SALT LAKE CITY (RNS) Despite an impressive number of men and women preaching the Mormon gospel across the globe, the Utah-based Church of Jesus Christ of Latter-day Saints needs even more missionaries, LDS President Thomas S. Monson said. A two-year mission is a universal expectation for every “worthy, able young man,” Monson said Saturday (Oct. […]

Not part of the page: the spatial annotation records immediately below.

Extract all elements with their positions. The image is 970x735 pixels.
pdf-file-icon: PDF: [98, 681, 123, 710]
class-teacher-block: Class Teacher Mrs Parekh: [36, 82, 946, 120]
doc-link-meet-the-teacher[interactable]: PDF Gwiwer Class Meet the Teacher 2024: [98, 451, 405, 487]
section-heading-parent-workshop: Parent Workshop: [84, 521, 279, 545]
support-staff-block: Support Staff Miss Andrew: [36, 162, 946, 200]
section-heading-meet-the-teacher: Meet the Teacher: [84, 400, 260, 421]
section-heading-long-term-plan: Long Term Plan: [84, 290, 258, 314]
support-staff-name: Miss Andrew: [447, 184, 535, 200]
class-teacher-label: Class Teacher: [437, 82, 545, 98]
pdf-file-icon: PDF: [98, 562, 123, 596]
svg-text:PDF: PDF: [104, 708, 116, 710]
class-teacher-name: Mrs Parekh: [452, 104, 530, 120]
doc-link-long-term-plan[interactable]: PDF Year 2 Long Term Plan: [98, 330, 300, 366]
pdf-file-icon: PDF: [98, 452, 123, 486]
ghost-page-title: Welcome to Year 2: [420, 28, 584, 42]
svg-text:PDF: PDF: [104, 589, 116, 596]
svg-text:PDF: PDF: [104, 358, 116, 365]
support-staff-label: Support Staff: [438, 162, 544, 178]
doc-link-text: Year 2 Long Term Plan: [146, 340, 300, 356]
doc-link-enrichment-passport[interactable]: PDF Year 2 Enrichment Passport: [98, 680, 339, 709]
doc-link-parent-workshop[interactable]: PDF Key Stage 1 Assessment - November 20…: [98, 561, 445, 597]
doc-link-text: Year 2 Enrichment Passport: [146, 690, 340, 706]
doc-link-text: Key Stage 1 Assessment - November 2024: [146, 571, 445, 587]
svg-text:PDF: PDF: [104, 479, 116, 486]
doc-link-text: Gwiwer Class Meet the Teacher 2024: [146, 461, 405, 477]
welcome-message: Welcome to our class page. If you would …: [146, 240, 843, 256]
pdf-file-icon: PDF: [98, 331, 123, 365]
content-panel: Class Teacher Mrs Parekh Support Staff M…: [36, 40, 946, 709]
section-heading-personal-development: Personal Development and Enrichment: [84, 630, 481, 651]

SALT LAKE CITY (RNS) Despite an impressive number of men and women preaching the Mormon gospel across the globe, the Utah-based Church of Jesus Christ of Latter-day Saints needs even more missionaries, LDS President Thomas S. Monson said.

A two-year mission is a universal expectation for every “worthy, able young man,” Monson said Saturday (Oct. 2), speaking to more than 20,000 Mormons in the LDS Conference Center and millions more watching the church’s 180th General Conference via satellite.

Young women don’t have the same obligation to serve full-time, but can make “a valuable contribution as missionaries,” Monson said. “We welcome your service.”


And to retired couples, the LDS leader said, “we need many, many more senior couples.”

Russell M. Nelson of the Quorum of Twelve Apostles repeated Monson’s message, saying, “We need more missionaries.”

Nelson mentioned that his large Mormon family had so far produced 49 such missionaries and encouraged every member to share the faith with his neighbors, friends and Internet connections.

The push for more missionaries may reflect an awareness of the church’s shrinking proselytizing force, which is down to about 52,000 from a high of 62,000 in the mid-1990s. The decline is due in part to the LDS Church “raising the bar” on missionary qualifications in 2002, LDS spokesman Scott Trotter said last February.

But, Trotter said, “the primary reason for changes in missionary numbers is the fluctuating population of available missionary-age members.”